In the latest effort to dodge doing any meaningful work, City Council President Ben Stuckart has come up with a plan to boost Spokane arts funding from $80,000 to $250,000.

“We need art,” declared Stuckart in a recent news story. “Cities thrive when the arts thrive.”

Well, I couldn’t agree more.

I love art. I have art thriving all over my house. Some of my friends have even been known to commit acts of art every now and then.

But that doesn’t mean that I’m on board with Stuckart’s scheme.

That’s because he wants to raise the aforementioned additional arts money by snatching it out of funds the city already collects through an admissions tax on tickets that are sold for every event.

It sounds complicated but this is really just another case of robbing Peter to pay Picasso.

Trust me when I say that nothing good happens when elected officials start moving our dough from one fund into some other fund.

This is a variation of the old “hide the pea under the shell” game that con artists once used to fleece out-of-town suckers.

Or “creative bookkeeping,” as Al Capone’s accountant once said.

Plus it’s only a matter of time before the officials start whining about how they need to raise taxes to replace the money they originally stole, um, moved.

You know it’s true.

Can you name one time when an elected official ever came up with some grandiose scheme to SAVE TAXPAYERS MONEY?

I didn’t think so.

If only the council focused on real issues, like patching potholes or finding a new tenant for the Macy’s building or hiring a police chief who’ll hang around longer than an average case of the flu.

Sadly, our leaders are more excited about signing global compassion declarations or promoting front yard chicken ranching or shutting up citizen critics who like to gab during council meetings.

The good news is that the council won’t vote on this arts business until March 14.

That leaves us enough breathing room to stop the dilly-Dali and institute my alternate art plan that won’t cost us a nickel.

Remember how I said I had art all over my house?

Well, I’m betting I’m not the only one. I’m betting that 90 percent of Spokane residents have unused art, like paintings and old Clapton posters.

I’d like to gather them all up for the first Ben Stuckart “We Need Art” Drive.

Bring your donations to the next City Council meeting. This is the perfect venue since council meetings are mostly performance art anyway.

We’ll give Stuckart enough art to hang from light poles, bridge abutments and stray dogs.

Spokane will be just one giant art gallery.

Or the council can auction off the art donations as a fundraiser, much the way public radio recycles old vinyl records and tapes.

I’m even willing to get this idea rolling by donating one of my rarest treasures. I found it in my basement, covered with dust and some particularly frightening spider webs.

“Hunka-Hunka Aloha Elvis.”

That’s the name I put on it.

Suitable for public display in the mayor’s office or solid waste facility, this 29-by-41-inch framed painting on velvet shows a sweaty, crooning Elvis in all his performance glory.
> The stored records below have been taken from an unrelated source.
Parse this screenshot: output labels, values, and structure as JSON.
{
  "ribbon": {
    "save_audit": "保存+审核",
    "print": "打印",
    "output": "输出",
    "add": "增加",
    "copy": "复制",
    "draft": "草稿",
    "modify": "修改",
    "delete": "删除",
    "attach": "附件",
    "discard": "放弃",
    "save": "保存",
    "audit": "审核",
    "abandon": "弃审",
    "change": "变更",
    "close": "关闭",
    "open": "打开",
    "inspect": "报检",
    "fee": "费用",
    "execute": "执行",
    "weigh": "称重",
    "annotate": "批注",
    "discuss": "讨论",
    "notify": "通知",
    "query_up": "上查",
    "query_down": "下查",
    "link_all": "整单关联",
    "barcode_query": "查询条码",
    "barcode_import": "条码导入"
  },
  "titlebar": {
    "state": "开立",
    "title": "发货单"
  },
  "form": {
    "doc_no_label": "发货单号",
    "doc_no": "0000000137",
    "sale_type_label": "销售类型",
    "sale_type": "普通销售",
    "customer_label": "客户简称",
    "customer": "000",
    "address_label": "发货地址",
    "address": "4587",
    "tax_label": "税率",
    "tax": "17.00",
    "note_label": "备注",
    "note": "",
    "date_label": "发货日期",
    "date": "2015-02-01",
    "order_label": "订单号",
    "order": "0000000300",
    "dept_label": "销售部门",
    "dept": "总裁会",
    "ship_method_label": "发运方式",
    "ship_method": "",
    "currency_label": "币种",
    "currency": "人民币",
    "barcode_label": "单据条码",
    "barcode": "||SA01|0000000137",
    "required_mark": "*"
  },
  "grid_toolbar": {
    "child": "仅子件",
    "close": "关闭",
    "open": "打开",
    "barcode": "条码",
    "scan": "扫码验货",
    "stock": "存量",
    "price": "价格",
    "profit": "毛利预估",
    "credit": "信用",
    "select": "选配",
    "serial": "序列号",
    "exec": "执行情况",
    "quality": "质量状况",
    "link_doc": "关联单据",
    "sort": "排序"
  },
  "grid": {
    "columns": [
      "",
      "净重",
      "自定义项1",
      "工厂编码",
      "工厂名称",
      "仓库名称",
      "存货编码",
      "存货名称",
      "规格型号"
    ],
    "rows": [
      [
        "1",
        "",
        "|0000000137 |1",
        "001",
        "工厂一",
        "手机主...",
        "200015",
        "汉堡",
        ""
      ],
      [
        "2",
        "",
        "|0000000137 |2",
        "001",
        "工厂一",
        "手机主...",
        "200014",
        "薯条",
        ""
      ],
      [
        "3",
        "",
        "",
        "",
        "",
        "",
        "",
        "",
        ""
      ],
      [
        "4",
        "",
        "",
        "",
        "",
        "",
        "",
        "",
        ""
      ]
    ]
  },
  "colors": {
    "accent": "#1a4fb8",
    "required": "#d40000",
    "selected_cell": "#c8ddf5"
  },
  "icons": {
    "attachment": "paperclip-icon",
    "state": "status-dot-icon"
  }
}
The compelling portrait is reminiscent of an Old Master like Rembrandt or one of the better roadside Mexican art merchants.

In the painting Elvis wears a bejeweled blue jumpsuit with a multicolored Hawaiian lei around his neck. He holds a microphone and displays a diamond ring the size of an iceberg. The painting is actually signed by someone, presumably the artist.

I believe I bought this masterpiece years ago in a downtown secondhand store.

That I’m willing to donate it to the city should show everyone how serious I am. The fact that my lovely wife, Sherry, doesn’t want it hanging anywhere in our home really shouldn’t detract from its value.

Art is such a subjective thing, anyway. One person’s “Mona Lisa” is another person’s Paint by Numbers.

And if Stuckart follows my lead there’ll be no need for any funds-juggling rigmarole.

As The King would say: Ben, “It’s Now or Never.”